Observations made using direct light from the moon in February 1988 revealed
nighttime chlorine dioxide abundances less than those obtained in Antarctica but
exceeding model predictions based on homogeneous (gas-phase) chemistry by about
a factor of 10. The observed time scale for formation of OClO after sunset
strongly supports the current understanding of its diurnal chemistry, suggesting
heterogeneous (surface) reactions due to polar stratospheric clouds can occur in
the Arctic, providing a mechanism for possible Arctic ozone destruction.
"Observations of Stratospheric NO2 and O3 at Thule, Greenland,"
G.H. Mount (address immed. above), S. Solomon et al., ibid., 555-558.
Total column abundances were measured in February using scattered sunlight
and direct light from the moon.

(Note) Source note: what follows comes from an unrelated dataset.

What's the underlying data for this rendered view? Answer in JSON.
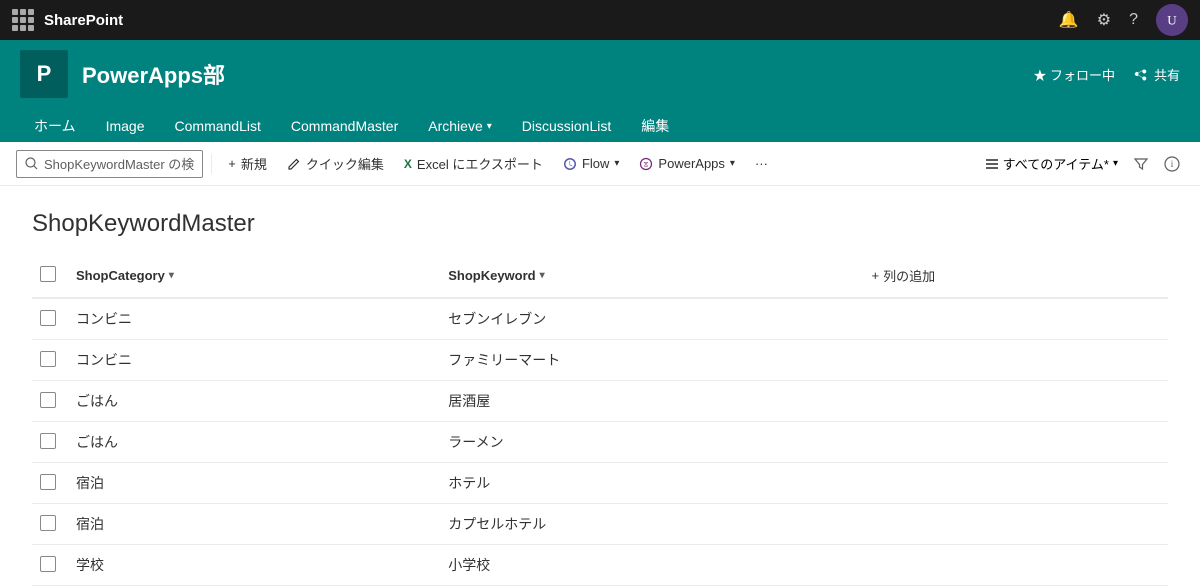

Lower O3 values were observed when the center of
the Arctic polar vortex was closest to Thule, probably indicating that O3 levels
decrease due to dynamical processes near the vortex center, a fact that should
be considered when deriving O3 trends. NO2 levels were also lowest in the vortex
center, suggesting significant heterogeneous photochemistry takes place
during the Arctic winter as it does in the Antarctic.
"In Situ Northern Mid-Latitude Observations of ClO, O3, and BrO in
the Wintertime Lower Stratosphere," W.H. Brune (Dept. Meteorol., Penn.
State Univ., Univ. Pk. PA 16802), D.W. Toohey et al., ibid., 558-562.
Several related atmospheric species were measured in the lower stratosphere
with instruments mounted on the NASA ER-2 aircraft in February 1988, to test
photochemical theories linking chlorofluorocarbon derivatives to O3 depletion at
high latitudes in springtime. On the flight from Moffett Field, California to
Great Slave Lake, Canada, levels of ClO and O3 were highly correlated at all
scales, and both showed an abrupt change in character at 54 ĚN latitude.